I also have a Presonus Faderport which is a one channel control surface that is beside my guitar workstation. It’s real handy to queue up songs and start recording without sitting at the computer or MCU.
Since I had to record my guitar and vocal part again, I hooked up the Faderport. First the Faderport wouldn’t work, then the MCU Pro stopped working. Nothing I could think of made them start up.
My plea for help hit the Cakewalk Forum without a ripple.
“X1 worked great with MCUPRO and CS4 until I installed my Faderport. Now it hangs. MCU Pro just says “Connecting” I’ve unchecked the Faderport but the MCU doesn’t sync. Any ideas please”
When no one replied I jumped into another discussion over an different control surface, trying to help. Helping the other guy got my brain working. At 6 AM the next day I blew away the “ini” files from Sonar X1. It was fish or cut bait time.

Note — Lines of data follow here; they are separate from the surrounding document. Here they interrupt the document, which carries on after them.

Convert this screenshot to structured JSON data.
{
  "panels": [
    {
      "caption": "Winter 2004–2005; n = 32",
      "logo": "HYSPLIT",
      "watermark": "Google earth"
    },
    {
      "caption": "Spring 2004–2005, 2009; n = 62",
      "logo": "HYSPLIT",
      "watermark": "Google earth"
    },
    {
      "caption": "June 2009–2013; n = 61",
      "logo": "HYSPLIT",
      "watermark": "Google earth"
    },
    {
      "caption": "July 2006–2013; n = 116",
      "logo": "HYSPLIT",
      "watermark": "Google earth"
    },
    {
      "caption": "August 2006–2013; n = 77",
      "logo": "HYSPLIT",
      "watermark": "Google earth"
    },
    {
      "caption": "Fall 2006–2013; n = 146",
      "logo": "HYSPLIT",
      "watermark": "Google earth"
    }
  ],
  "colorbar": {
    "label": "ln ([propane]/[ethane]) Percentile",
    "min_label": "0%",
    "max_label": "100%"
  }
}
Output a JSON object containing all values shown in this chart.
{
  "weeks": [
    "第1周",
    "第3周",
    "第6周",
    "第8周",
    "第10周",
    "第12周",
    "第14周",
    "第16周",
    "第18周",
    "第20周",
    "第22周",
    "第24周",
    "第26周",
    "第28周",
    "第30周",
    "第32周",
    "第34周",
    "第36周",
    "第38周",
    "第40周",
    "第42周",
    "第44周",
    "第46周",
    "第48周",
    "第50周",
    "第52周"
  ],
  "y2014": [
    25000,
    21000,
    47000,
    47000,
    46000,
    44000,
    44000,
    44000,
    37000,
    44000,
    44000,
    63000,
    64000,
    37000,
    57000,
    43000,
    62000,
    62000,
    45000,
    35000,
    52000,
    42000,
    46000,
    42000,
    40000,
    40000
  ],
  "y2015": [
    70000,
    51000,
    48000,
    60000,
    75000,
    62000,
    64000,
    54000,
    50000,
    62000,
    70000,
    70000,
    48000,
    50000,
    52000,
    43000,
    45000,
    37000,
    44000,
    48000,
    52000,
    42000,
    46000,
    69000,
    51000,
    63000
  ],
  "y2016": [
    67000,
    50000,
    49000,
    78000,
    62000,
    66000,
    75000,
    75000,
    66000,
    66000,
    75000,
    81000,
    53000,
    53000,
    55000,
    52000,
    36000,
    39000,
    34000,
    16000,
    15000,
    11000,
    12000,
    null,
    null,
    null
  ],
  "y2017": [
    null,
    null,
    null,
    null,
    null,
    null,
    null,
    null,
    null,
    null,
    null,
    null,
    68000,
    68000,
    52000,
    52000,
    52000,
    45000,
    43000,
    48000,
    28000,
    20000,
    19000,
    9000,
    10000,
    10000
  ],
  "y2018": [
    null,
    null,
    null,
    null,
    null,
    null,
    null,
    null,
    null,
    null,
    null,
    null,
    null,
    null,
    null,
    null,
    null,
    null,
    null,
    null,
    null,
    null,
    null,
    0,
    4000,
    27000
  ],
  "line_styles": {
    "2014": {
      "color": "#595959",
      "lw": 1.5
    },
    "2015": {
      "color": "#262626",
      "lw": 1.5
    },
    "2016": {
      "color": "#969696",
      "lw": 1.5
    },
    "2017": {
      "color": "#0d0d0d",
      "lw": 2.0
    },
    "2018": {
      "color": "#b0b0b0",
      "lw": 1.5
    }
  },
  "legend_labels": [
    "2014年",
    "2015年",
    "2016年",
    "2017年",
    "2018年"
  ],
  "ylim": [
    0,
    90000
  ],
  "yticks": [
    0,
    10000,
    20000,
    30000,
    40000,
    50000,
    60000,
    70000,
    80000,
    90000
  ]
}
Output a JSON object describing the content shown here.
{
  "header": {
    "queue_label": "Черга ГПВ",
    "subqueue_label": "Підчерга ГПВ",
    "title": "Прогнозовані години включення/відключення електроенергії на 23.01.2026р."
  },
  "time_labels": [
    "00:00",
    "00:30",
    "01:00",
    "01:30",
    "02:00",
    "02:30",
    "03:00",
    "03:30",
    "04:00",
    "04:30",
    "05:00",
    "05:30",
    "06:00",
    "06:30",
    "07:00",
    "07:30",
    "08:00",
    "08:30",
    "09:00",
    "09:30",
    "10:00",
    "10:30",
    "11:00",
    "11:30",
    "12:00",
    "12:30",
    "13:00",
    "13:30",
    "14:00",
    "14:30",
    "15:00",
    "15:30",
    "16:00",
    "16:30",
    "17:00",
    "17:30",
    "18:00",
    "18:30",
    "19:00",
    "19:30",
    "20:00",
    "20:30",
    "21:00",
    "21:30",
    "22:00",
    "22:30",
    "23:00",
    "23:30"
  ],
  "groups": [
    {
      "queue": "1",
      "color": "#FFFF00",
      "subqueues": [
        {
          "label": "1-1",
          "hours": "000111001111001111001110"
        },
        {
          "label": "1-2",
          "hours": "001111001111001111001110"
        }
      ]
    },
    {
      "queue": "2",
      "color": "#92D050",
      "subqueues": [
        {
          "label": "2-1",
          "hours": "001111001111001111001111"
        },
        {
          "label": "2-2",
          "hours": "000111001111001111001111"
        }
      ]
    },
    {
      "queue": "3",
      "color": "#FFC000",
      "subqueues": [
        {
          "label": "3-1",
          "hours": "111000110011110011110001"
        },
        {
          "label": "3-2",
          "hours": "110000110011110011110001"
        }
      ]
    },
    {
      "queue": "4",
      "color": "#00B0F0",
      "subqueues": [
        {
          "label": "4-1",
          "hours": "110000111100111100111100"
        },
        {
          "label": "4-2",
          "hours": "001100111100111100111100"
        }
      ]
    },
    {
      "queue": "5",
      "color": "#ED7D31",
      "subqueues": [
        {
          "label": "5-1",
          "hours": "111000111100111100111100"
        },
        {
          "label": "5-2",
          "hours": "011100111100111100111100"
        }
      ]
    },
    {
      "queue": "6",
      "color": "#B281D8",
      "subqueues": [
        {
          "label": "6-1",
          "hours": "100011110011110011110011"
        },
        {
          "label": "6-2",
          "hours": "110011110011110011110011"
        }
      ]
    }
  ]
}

Eureka – at 7:31 AM Friday I posted “uninstall the control surfaces, quit and re-install – working for at least 10 minutes!”
Two hours later I was ecstatic that the MCU was working with Sonar X1. Sonar X1 was better again, posting “Especially like the orange color mapping MCU to screen.”
Sonar X1 was live, my studio was back up, slicker than before and recording could resume. I’d won!
The Faderport won’t be used until Presonus can help me.